At 31 March 2023 the NAV was estimated at EUR 274.79 per share. The unlisted investments in the Long-term minority investments and Sofina Growth portfolios are included at fair value at 31 December 2022, while the listed investments in these same portfolios are valued at the stock market price at 31 March 2023. The investments in the Sofina Private Funds portfolio are generally evaluated on the basis of reports at 31 December 2022, obtained from the Managers of these investment funds. However, these values are adjusted to take into account capital calls and distributions that have occurred since the date of issue of the last report, as well as the stock price of listed companies held by these funds at 31 March 2023.

5. Do you see risks in rising interest rates and maybe also the credit crunch? And what is your point of view on the NAV but also the gap between the stock price and the NAV.

The impact of interest rate has been extremely strong in the past 12 months with interest rates going from basically zero to 5.25% for the USD as of yesterday. This impacts the valuation of companies and especially those whose cash flows are into the future. Future raises in interest rates, if they were to happen, would impact the portfolio in that way.

Regarding the impact of interest rates, on the discount or the premium in stock price to NAV, I have taken an extremely agnostic view vis-à-vis the discount. It is what it is, and you can try to explain it but the explanations are usually ex post, so at this stage I can't say anything.

I assume that by credit crunch you mean that banks will be less willing to lending to economy. That has an impact on the overall level of the economy because less lending means less investment, etc, resulting in a sort of recessionary impact. The majority of Sofina's portfolio companies do not have significant loans out because they are at early stages of their life. As for a direct effect, we expect not so much from that sense. There are a few companies in the long term minority investment which do have loans on their books because they are profitable and they generate cash flow (e.g. Cognita and Cambridge Associates). Most of this are reasonable loans by companies with strong financial positions so we don't expect big trouble coming from there. However, if there is a severe credit crunch, that would be a part of the portfolio that could be affected.

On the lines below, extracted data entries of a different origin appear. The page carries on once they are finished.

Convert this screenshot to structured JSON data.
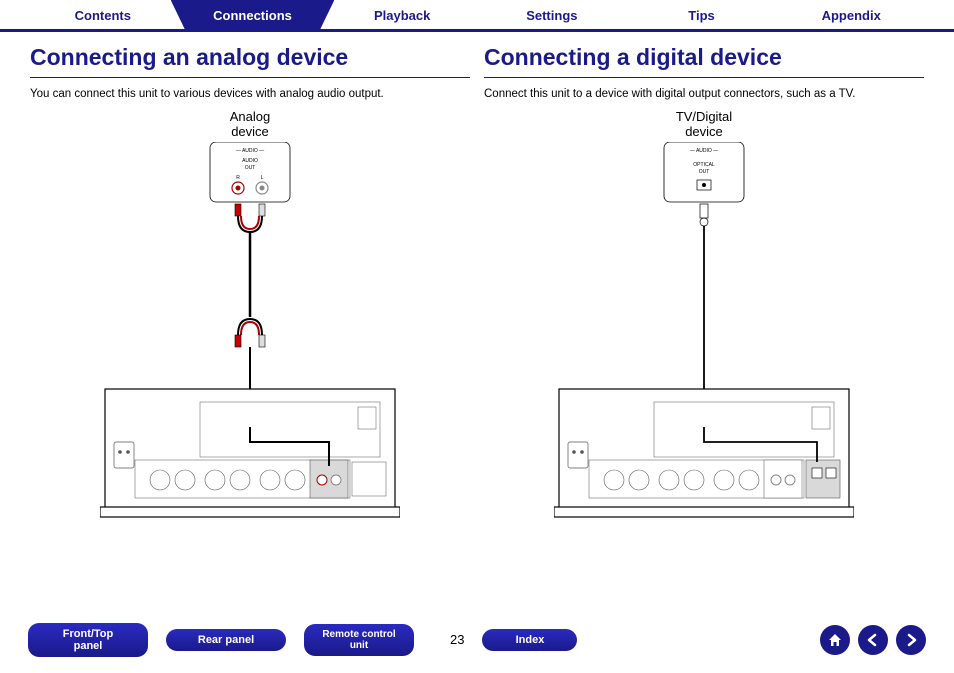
{
  "tabs": [
    "Contents",
    "Connections",
    "Playback",
    "Settings",
    "Tips",
    "Appendix"
  ],
  "activeTab": 1,
  "left": {
    "title": "Connecting an analog device",
    "desc": "You can connect this unit to various devices with analog audio output.",
    "deviceLabel1": "Analog",
    "deviceLabel2": "device",
    "portGroup": "AUDIO",
    "portLabel1": "AUDIO",
    "portLabel2": "OUT",
    "rLabel": "R",
    "lLabel": "L"
  },
  "right": {
    "title": "Connecting a digital device",
    "desc": "Connect this unit to a device with digital output connectors, such as a TV.",
    "deviceLabel1": "TV/Digital",
    "deviceLabel2": "device",
    "portGroup": "AUDIO",
    "portLabel1": "OPTICAL",
    "portLabel2": "OUT"
  },
  "bottomButtons": {
    "frontTop1": "Front/Top",
    "frontTop2": "panel",
    "rear": "Rear panel",
    "remote1": "Remote control",
    "remote2": "unit",
    "index": "Index"
  },
  "pageNumber": "23"
}
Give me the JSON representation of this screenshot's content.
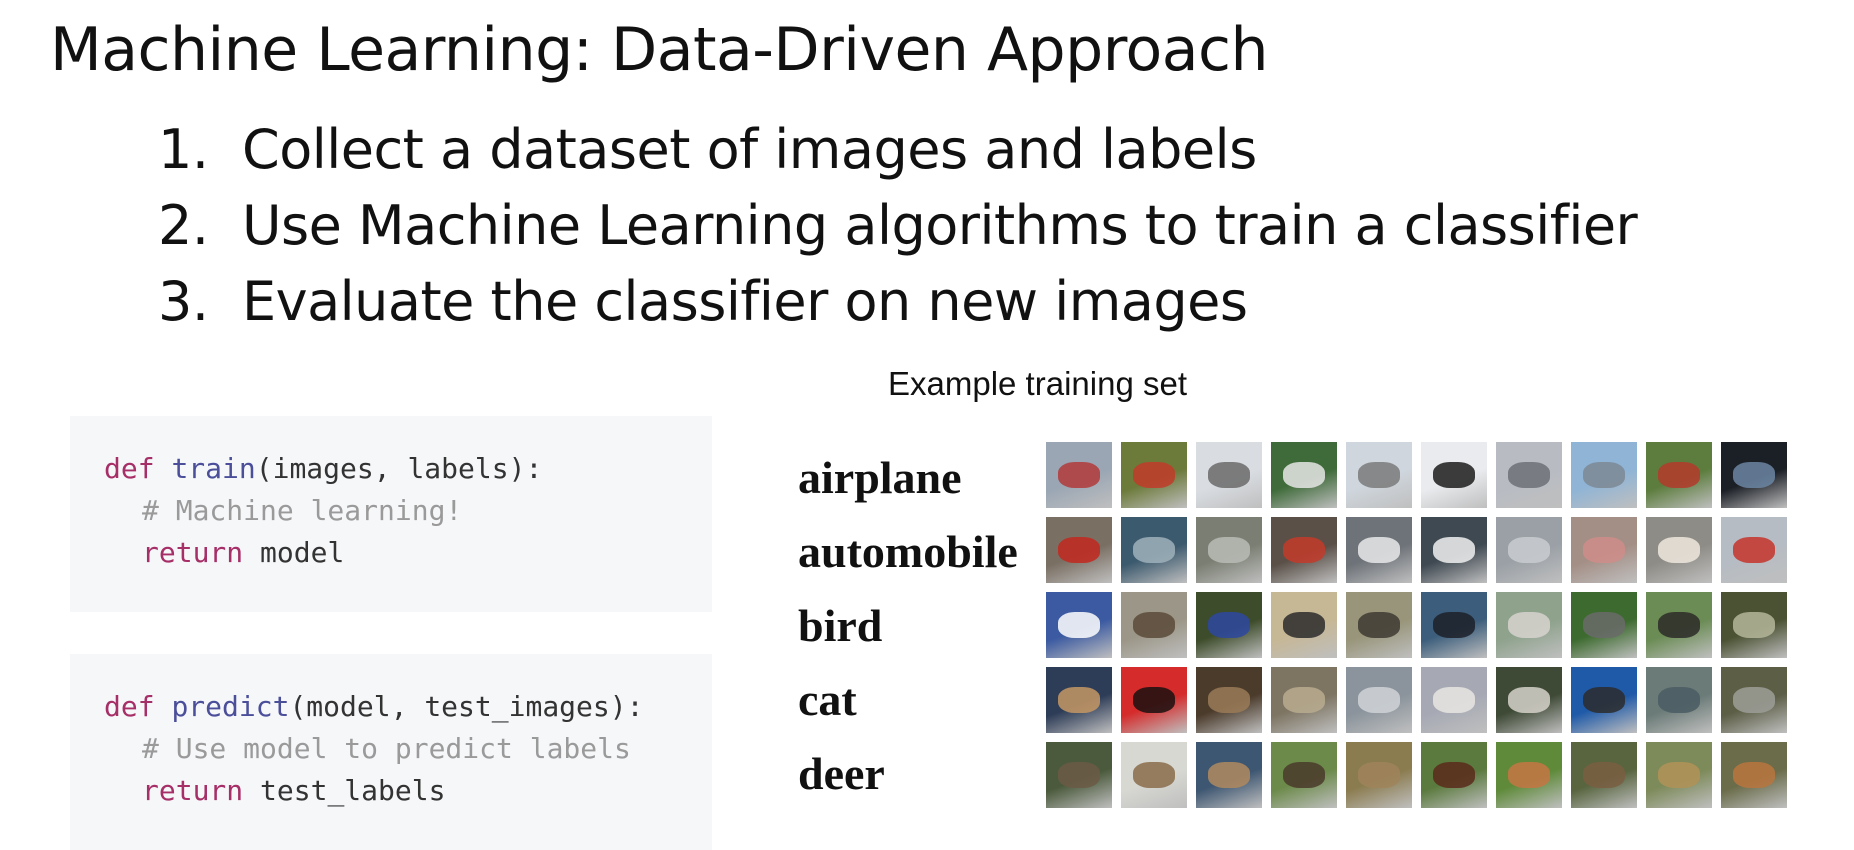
{
  "slide": {
    "title": "Machine Learning: Data-Driven Approach",
    "steps": [
      {
        "num": "1.",
        "text": "Collect a dataset of images and labels"
      },
      {
        "num": "2.",
        "text": "Use Machine Learning algorithms to train a classifier"
      },
      {
        "num": "3.",
        "text": "Evaluate the classifier on new images"
      }
    ]
  },
  "code": {
    "train": {
      "def": "def",
      "name": "train",
      "args": "(images, labels):",
      "comment": "# Machine learning!",
      "ret": "return",
      "ret_value": " model"
    },
    "predict": {
      "def": "def",
      "name": "predict",
      "args": "(model, test_images):",
      "comment": "# Use model to predict labels",
      "ret": "return",
      "ret_value": " test_labels"
    }
  },
  "training_set": {
    "caption": "Example training set",
    "classes": [
      {
        "label": "airplane",
        "thumb_colors": [
          [
            "#9aa6b4",
            "#b23a3a"
          ],
          [
            "#6c7a3a",
            "#c23b2a"
          ],
          [
            "#d9dde2",
            "#6a6a6a"
          ],
          [
            "#3f6b3a",
            "#e6e6e6"
          ],
          [
            "#cfd6dd",
            "#7a7a7a"
          ],
          [
            "#e9ebee",
            "#1c1c1c"
          ],
          [
            "#b8bcc2",
            "#6c7077"
          ],
          [
            "#8fb4d6",
            "#7d8894"
          ],
          [
            "#5d7d3e",
            "#b33a2b"
          ],
          [
            "#1b1f26",
            "#6c86a3"
          ]
        ]
      },
      {
        "label": "automobile",
        "thumb_colors": [
          [
            "#7a6f63",
            "#c2281f"
          ],
          [
            "#3c5a6e",
            "#9fb1bb"
          ],
          [
            "#7b7f73",
            "#b9bcb6"
          ],
          [
            "#5a5048",
            "#c33b2a"
          ],
          [
            "#6e7379",
            "#e9e9ea"
          ],
          [
            "#3f4952",
            "#f0f0f0"
          ],
          [
            "#9aa0a6",
            "#c9cdd1"
          ],
          [
            "#a48f86",
            "#cf8d88"
          ],
          [
            "#8e8c86",
            "#efe8de"
          ],
          [
            "#b6bcc3",
            "#c6342b"
          ]
        ]
      },
      {
        "label": "bird",
        "thumb_colors": [
          [
            "#3b5aa1",
            "#ffffff"
          ],
          [
            "#9b9687",
            "#5b4a38"
          ],
          [
            "#3d4c2a",
            "#2d48a0"
          ],
          [
            "#c6b795",
            "#2b2b2b"
          ],
          [
            "#98957a",
            "#3e3a33"
          ],
          [
            "#3c5e7c",
            "#1c2029"
          ],
          [
            "#8ea28c",
            "#d7d4cf"
          ],
          [
            "#3d6b2f",
            "#6a6b6a"
          ],
          [
            "#6b8c55",
            "#2b2a28"
          ],
          [
            "#4b5233",
            "#b5b69a"
          ]
        ]
      },
      {
        "label": "cat",
        "thumb_colors": [
          [
            "#2d3c57",
            "#c69864"
          ],
          [
            "#d52b2b",
            "#1a1010"
          ],
          [
            "#4b3b2b",
            "#9a7b57"
          ],
          [
            "#7d7462",
            "#b9ab8f"
          ],
          [
            "#8b949c",
            "#d0d4d8"
          ],
          [
            "#a6a9b4",
            "#e9e6e3"
          ],
          [
            "#3f4a36",
            "#d6d2ca"
          ],
          [
            "#1f5aa8",
            "#2b2b2b"
          ],
          [
            "#6b7b77",
            "#4a5c63"
          ],
          [
            "#5c5e46",
            "#9c9e96"
          ]
        ]
      },
      {
        "label": "deer",
        "thumb_colors": [
          [
            "#4b5a3c",
            "#6b5b45"
          ],
          [
            "#d7d8d2",
            "#8a6c4a"
          ],
          [
            "#3d5671",
            "#b08a5f"
          ],
          [
            "#6c8a4a",
            "#4a3a2a"
          ],
          [
            "#8b7c50",
            "#a0845b"
          ],
          [
            "#5b7a3e",
            "#5a2a1b"
          ],
          [
            "#5f8a3a",
            "#c67543"
          ],
          [
            "#58653f",
            "#7a5e42"
          ],
          [
            "#7d8a5a",
            "#b09257"
          ],
          [
            "#6a6c4a",
            "#b9753e"
          ]
        ]
      }
    ]
  }
}
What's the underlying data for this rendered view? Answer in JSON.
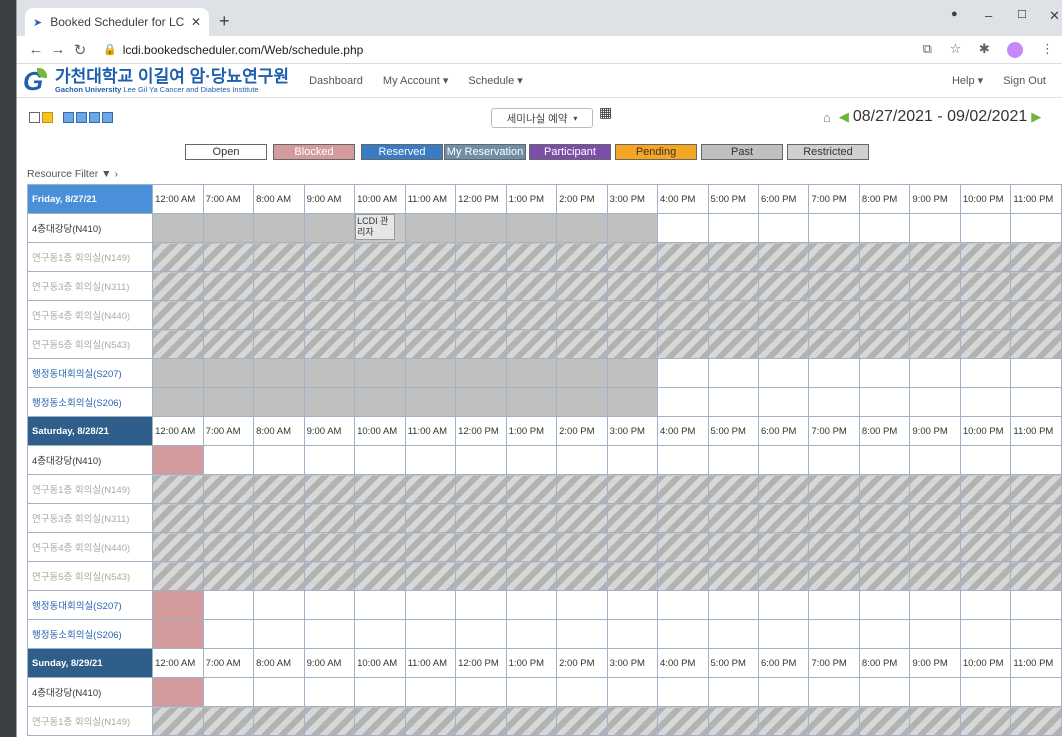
{
  "browser": {
    "tab_title": "Booked Scheduler for LCDI - Sc",
    "url": "lcdi.bookedscheduler.com/Web/schedule.php"
  },
  "nav": {
    "logo_ko": "가천대학교 이길여 암·당뇨연구원",
    "logo_en_univ": "Gachon University",
    "logo_en_inst": "Lee Gil Ya Cancer and Diabetes Institute",
    "dashboard": "Dashboard",
    "my_account": "My Account ▾",
    "schedule": "Schedule ▾",
    "help": "Help ▾",
    "sign_out": "Sign Out"
  },
  "toolbar": {
    "schedule_select": "세미나실 예약",
    "date_range": "08/27/2021 - 09/02/2021"
  },
  "legend": {
    "open": "Open",
    "blocked": "Blocked",
    "reserved": "Reserved",
    "my_reservation": "My Reservation",
    "participant": "Participant",
    "pending": "Pending",
    "past": "Past",
    "restricted": "Restricted"
  },
  "colors": {
    "open": "#ffffff",
    "blocked": "#d39b9b",
    "reserved": "#3a7cc4",
    "my_reservation": "#6d8fa8",
    "participant": "#7b4fa8",
    "pending": "#f5a623",
    "past": "#c0c0c0",
    "restricted": "#d0d0d0"
  },
  "resource_filter": "Resource Filter",
  "times": [
    "12:00 AM",
    "7:00 AM",
    "8:00 AM",
    "9:00 AM",
    "10:00 AM",
    "11:00 AM",
    "12:00 PM",
    "1:00 PM",
    "2:00 PM",
    "3:00 PM",
    "4:00 PM",
    "5:00 PM",
    "6:00 PM",
    "7:00 PM",
    "8:00 PM",
    "9:00 PM",
    "10:00 PM",
    "11:00 PM"
  ],
  "days": [
    {
      "label": "Friday, 8/27/21"
    },
    {
      "label": "Saturday, 8/28/21"
    },
    {
      "label": "Sunday, 8/29/21"
    }
  ],
  "resources": [
    {
      "name": "4층대강당(N410)",
      "style": "normal"
    },
    {
      "name": "연구동1층 회의실(N149)",
      "style": "disabled"
    },
    {
      "name": "연구동3층 회의실(N311)",
      "style": "disabled"
    },
    {
      "name": "연구동4층 회의실(N440)",
      "style": "disabled"
    },
    {
      "name": "연구동5층 회의실(N543)",
      "style": "disabled"
    },
    {
      "name": "행정동대회의실(S207)",
      "style": "link"
    },
    {
      "name": "행정동소회의실(S206)",
      "style": "link"
    }
  ],
  "reservation_label": "LCDI 관리자"
}
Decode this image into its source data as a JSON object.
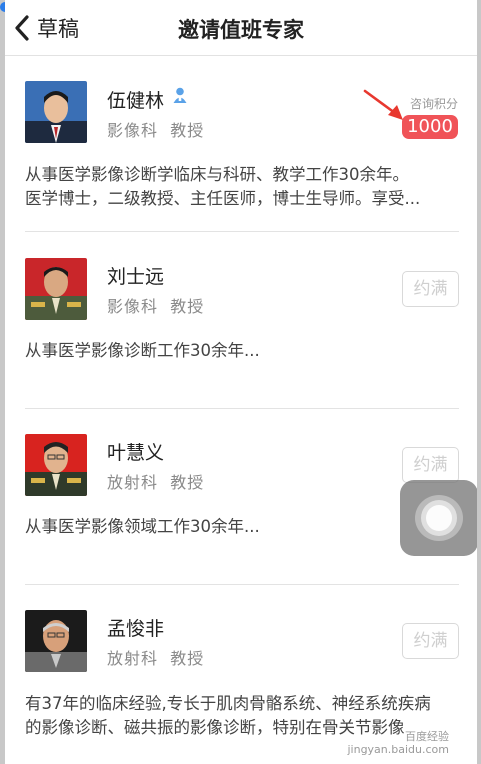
{
  "nav": {
    "back_label": "草稿",
    "title": "邀请值班专家"
  },
  "experts": [
    {
      "name": "伍健林",
      "department": "影像科",
      "rank": "教授",
      "score_label": "咨询积分",
      "score": "1000",
      "description": "从事医学影像诊断学临床与科研、教学工作30余年。\n医学博士，二级教授、主任医师，博士生导师。享受..."
    },
    {
      "name": "刘士远",
      "department": "影像科",
      "rank": "教授",
      "button_label": "约满",
      "description": "从事医学影像诊断工作30余年..."
    },
    {
      "name": "叶慧义",
      "department": "放射科",
      "rank": "教授",
      "button_label": "约满",
      "description": "从事医学影像领域工作30余年..."
    },
    {
      "name": "孟悛非",
      "department": "放射科",
      "rank": "教授",
      "button_label": "约满",
      "description": "有37年的临床经验,专长于肌肉骨骼系统、神经系统疾病\n的影像诊断、磁共振的影像诊断，特别在骨关节影像"
    }
  ],
  "watermark": {
    "line1": "百度经验",
    "line2": "jingyan.baidu.com"
  },
  "colors": {
    "accent_red": "#f05358",
    "annotation_arrow": "#e8382f",
    "disabled_text": "#cfcfcf"
  }
}
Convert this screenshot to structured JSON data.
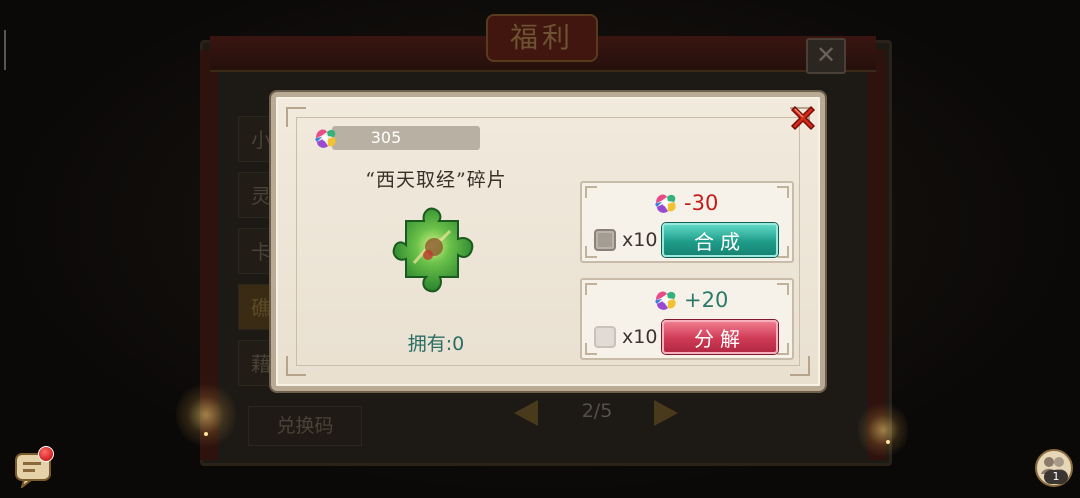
{
  "background": {
    "window_title": "福利",
    "tabs": [
      "小",
      "灵",
      "卡",
      "礁",
      "藉"
    ],
    "active_tab_index": 3,
    "pager": {
      "text": "2/5"
    },
    "redeem_label": "兑换码"
  },
  "dialog": {
    "currency": {
      "value": "305",
      "icon": "spirit-gem-icon"
    },
    "item_name": "“西天取经”碎片",
    "item_icon": "puzzle-piece-icon",
    "own_label": "拥有:0",
    "compose": {
      "cost": "-30",
      "multiplier": "x10",
      "checkbox_checked": false,
      "button_label": "合成"
    },
    "decompose": {
      "gain": "+20",
      "multiplier": "x10",
      "checkbox_checked": false,
      "button_label": "分解"
    }
  },
  "hud": {
    "chat_icon": "chat-bubble-icon",
    "friends_icon": "friends-icon",
    "friends_count": "1"
  },
  "colors": {
    "cost_negative": "#c21c1c",
    "gain_positive": "#2a7a6a",
    "compose_button": "#1f9d8a",
    "decompose_button": "#cf3b55"
  }
}
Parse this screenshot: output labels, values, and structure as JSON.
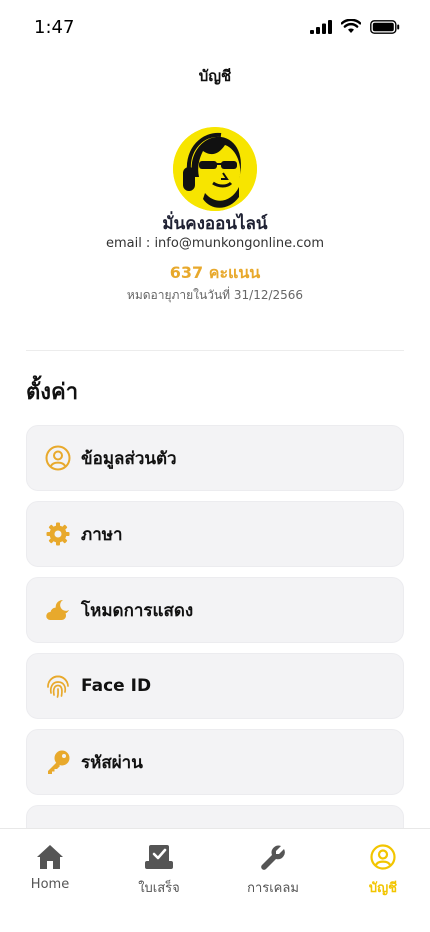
{
  "status_bar": {
    "time": "1:47"
  },
  "header": {
    "title": "บัญชี"
  },
  "profile": {
    "name": "มั่นคงออนไลน์",
    "email": "email : info@munkongonline.com",
    "points": "637 คะแนน",
    "expiry": "หมดอายุภายในวันที่ 31/12/2566"
  },
  "settings": {
    "title": "ตั้งค่า",
    "items": [
      {
        "label": "ข้อมูลส่วนตัว",
        "icon": "user-circle-icon"
      },
      {
        "label": "ภาษา",
        "icon": "gear-icon"
      },
      {
        "label": "โหมดการแสดง",
        "icon": "moon-cloud-icon"
      },
      {
        "label": "Face ID",
        "icon": "fingerprint-icon"
      },
      {
        "label": "รหัสผ่าน",
        "icon": "key-icon"
      }
    ]
  },
  "tabbar": {
    "items": [
      {
        "label": "Home",
        "icon": "home-icon"
      },
      {
        "label": "ใบเสร็จ",
        "icon": "receipt-check-icon"
      },
      {
        "label": "การเคลม",
        "icon": "wrench-icon"
      },
      {
        "label": "บัญชี",
        "icon": "user-circle-icon",
        "active": true
      }
    ]
  },
  "colors": {
    "accent": "#e8a92c",
    "active_tab": "#f2c500",
    "card_bg": "#f3f3f5"
  }
}
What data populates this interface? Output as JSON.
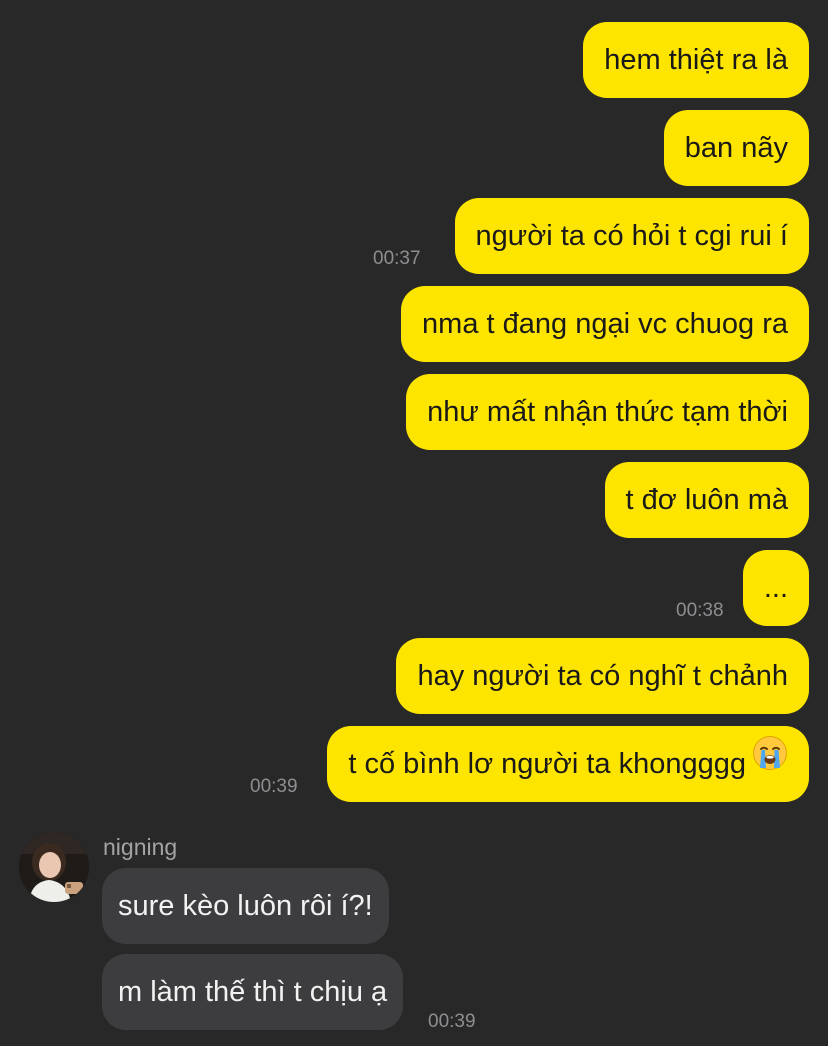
{
  "colors": {
    "background": "#282828",
    "outgoing_bubble": "#FEE500",
    "incoming_bubble": "#3D3D3F",
    "timestamp": "#8E8E92"
  },
  "messages": {
    "out": [
      {
        "text": "hem thiệt ra là"
      },
      {
        "text": "ban nãy"
      },
      {
        "text": "người ta có hỏi t cgi rui í",
        "time": "00:37"
      },
      {
        "text": "nma t đang ngại vc chuog ra"
      },
      {
        "text": "như mất nhận thức tạm thời"
      },
      {
        "text": "t đơ luôn mà"
      },
      {
        "text": "...",
        "time": "00:38"
      },
      {
        "text": "hay người ta có nghĩ t chảnh"
      },
      {
        "text": "t cố bình lơ người ta khongggg",
        "emoji": "loudly-crying-face-icon",
        "time": "00:39"
      }
    ],
    "sender_name": "nigning",
    "in": [
      {
        "text": "sure kèo luôn rôi í?!"
      },
      {
        "text": "m làm thế thì t chịu ạ",
        "time": "00:39"
      }
    ]
  }
}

6. Could you give an update on the development of private markets since the start of the year? Are there any attractive investment opportunities to deploy capital now that valuations have been coming down? Finally, would you consider a buyback of shares to send a signal regarding the discount in stock price to NAV?

On the private market side and general market activity what we see is that we are still at a stage where in the private market people are looking at each other and not much is happening. Activity levels compared to last year are much lower, and compared to the year before even lower. It is starting to move on the buy-out side where from what I understand there is a fair amount of transactions taking place, mostly of the opportunistic kind. There is a fair amount of take private happening in the market, that's not a corner of the market we are active in. These transactions are usually 100% equity financed so with sponsors expecting to refinance that when credit conditions are better but for the moment taking on full equity risk. On the venture and growth side what we are seeing is similar to what we saw last year: (i) for top notch assets, transactions are still happening; (ii) for assets which are not top notch, this is much more difficult. That chasm, which at some point will resolve, hasn't resolved yet. So, not much activity though more signs then six months ago that a normalisation of the markets is in sight.

As regards the purchase of own shares, there are no plans to buyback shares beyond what is necessary to roughly cover the stock options plans.